夜、眠りに入る直前まで、あなたは目覚めている。眠りに入った後は眠っている。
このことは、あなたは知っている。だがこのふたつの現象の間にある非常に短いポイントがある。
眠りというギアーから目覚めというギアーへのシフトの間、目覚めというギアーから眠りというギアーへのシフトの間のニュートラル・ギアーというターニング・ポイントがあることにあなたは気がついていない。
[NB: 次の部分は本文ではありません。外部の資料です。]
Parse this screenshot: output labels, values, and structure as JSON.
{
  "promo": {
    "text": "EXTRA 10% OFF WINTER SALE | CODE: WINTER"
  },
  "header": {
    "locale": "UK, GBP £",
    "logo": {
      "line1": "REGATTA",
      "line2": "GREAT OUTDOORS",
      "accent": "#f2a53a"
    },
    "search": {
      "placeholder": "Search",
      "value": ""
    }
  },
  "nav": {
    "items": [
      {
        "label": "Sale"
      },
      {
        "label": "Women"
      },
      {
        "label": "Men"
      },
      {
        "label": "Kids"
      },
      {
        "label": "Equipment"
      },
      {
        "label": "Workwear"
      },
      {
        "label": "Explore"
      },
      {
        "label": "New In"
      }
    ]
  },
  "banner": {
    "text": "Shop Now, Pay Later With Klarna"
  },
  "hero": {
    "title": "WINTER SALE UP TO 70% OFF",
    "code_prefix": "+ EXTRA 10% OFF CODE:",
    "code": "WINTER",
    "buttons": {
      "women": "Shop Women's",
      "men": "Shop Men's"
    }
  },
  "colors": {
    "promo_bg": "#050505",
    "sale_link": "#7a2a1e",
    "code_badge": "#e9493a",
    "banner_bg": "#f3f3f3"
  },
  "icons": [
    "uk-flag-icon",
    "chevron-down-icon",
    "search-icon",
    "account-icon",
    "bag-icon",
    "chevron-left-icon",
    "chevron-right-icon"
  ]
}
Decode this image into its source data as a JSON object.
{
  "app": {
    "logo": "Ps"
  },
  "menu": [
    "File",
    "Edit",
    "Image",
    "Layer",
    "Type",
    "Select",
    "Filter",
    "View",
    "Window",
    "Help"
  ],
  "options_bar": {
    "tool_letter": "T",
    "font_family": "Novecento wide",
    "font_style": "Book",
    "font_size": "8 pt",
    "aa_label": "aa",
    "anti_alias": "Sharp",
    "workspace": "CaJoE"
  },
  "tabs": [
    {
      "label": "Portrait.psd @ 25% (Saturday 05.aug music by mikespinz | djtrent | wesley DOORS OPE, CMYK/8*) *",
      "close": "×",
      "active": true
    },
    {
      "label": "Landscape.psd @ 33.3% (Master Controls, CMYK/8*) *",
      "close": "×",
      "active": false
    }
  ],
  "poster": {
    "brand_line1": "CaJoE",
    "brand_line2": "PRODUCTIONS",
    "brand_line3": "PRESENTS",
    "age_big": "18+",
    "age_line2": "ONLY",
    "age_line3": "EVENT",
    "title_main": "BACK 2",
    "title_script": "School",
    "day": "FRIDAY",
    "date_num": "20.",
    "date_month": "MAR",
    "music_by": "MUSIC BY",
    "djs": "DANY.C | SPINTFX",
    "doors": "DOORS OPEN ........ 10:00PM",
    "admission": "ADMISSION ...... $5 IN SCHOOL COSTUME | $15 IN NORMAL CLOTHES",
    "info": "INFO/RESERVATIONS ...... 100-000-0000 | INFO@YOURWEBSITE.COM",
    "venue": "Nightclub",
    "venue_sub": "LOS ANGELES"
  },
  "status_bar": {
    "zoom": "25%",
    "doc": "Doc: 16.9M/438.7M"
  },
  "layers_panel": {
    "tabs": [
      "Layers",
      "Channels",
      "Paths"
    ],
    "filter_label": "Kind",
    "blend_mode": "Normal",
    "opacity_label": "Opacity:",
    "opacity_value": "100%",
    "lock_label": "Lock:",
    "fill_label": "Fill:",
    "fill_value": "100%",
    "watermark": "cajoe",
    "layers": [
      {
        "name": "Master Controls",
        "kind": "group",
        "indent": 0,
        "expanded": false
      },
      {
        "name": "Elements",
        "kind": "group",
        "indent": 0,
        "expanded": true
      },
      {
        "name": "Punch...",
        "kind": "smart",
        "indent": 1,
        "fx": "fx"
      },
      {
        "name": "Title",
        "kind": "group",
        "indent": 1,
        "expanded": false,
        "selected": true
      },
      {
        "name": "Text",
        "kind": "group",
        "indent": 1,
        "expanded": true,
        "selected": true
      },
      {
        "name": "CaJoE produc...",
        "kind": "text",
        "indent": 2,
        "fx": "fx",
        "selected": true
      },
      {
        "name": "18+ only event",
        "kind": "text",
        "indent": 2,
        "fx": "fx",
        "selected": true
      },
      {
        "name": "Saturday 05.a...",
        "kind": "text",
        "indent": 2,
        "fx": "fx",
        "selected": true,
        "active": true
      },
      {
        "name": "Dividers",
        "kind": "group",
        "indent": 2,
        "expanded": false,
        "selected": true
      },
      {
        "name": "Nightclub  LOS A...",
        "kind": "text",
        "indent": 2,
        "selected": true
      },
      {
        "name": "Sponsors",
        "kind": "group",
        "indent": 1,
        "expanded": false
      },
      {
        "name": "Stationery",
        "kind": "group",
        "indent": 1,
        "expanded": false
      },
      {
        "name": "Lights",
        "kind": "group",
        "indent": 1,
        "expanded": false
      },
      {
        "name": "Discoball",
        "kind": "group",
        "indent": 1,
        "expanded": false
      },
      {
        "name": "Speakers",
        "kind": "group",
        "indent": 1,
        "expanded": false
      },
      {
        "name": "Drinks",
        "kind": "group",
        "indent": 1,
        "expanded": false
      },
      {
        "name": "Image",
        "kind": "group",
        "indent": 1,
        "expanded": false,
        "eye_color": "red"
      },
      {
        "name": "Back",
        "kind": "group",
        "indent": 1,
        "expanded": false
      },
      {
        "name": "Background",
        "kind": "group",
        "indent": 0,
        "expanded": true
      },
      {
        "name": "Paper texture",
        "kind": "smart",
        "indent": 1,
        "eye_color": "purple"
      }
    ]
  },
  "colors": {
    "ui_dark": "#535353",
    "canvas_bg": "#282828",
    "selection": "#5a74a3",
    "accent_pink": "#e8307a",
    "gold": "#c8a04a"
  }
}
目覚めているときは、あなたが日本人なら日本語をしゃべる。アラビア人ならアラブ語をしゃべる。
しかし夢の中では、どんな国の人でも皆同じ言葉です。夢の中の言葉は世界で一つです。夢語です。あなたが日本人なら夢の中も日本語で夢を見ていると思っているでしょう。だがあなたは夢の中で、会ったこともない人や、言葉の違う国の人や、時代の違う人たちと話をしている。何語で話していると思いますか、日本語ですか、その外国人は日本語をしゃべりますか。この夢語を理解するのは非常に難しい。言語には必ず文法がある。夢語にも文法がある。誰も学校で教えてもらっていない。夢語は夢を見ている最中は理解できるが、夢から覚めたあとが理解出来ない。すなわち会話は出来るが、読み書きが出来ない。だから会話した内容を憶えていても、それを後で再生出来ない。だから夢は必ず忘れる。その夢語を通訳するのが心理学者の仕事です。しかもそれぞれの心理学者の通訳語が皆違う。当然混沌状態に陥る。それなのに皆、彼等を頼って診断してもらう。
混沌状態に陥るのは当たり前です。夢を見ている本人は、目を覚ましているときがリアルで夢はリアルでない幻想だと思っている。だが心理学者は夢の方がリアルで、目を覚ましている方がリアルでないと思っている。そして専門言語である夢語で煙にまく。気がおかしくなって当たり前です。
目を覚ましているときも、眠って、夢を見ているときも、どちらもリアルでない。存在する自分だけがリアルです。ただ目を覚ましているときよりも、夢を見ているときの方が、よりリアルに感じるだけです。
だから、夢を理解していない本人がこの逆説に、すなわち、目を覚ましている一番リアルでないものをリアルと間違った認識をし、その上、逆に夢をリアルと思っている心理学者の言うことを信じなければならない。しかも本当はどちらもリアルでない。
こんな状態ではおかしくなるのは当然です。それが現代人です。
リアルな自分は一番底の深い部分にいる。その上に感じる部分、その上に考える部分。二重にも三重にも隠されているから発見するのが難しい。この発見する方法がニュートラル・ギアーに気づくことです。
夜眠りにつくとき、リラックスして目を閉じ、部屋を暗くし、そしてただ眠りがやってくるのを待つ、なにもしないで、体をリラックスさせて、ただ待つ。そうすると体がだんだん重くなっていくのを感じる。眠りには独特のメカニズムがある。そのメカニズムが働きはじめると、あなたの目覚めている意識が消えていく。ここが大事なところです。この瞬間、すなわち目覚めから眠りにはいる間に微妙な、非常に短い瞬間がある。
そこが、ギアーチェンジするとき必ず通らなければならない、ニュートラルギアーのギャップです。
ファーストギアーの山とセカンドギヤーの山との間にあるニュートラルという谷です。この谷は底が見えないほど深い、ほとんど底がない深淵(Abyss)です。その深淵に落ちるのが恐くて、無意識に谷を超えて、山から山へジャンプしている。だがギアーチェンジは必ずニュートラルを通ってしか出来ない。このニュートラルなギャップ、深淵の谷に、山で隠れていた真実のあなたがいるのが見える。
この底なしの深淵(Abyss)が、釈迦が言う、空(くう)の世界です。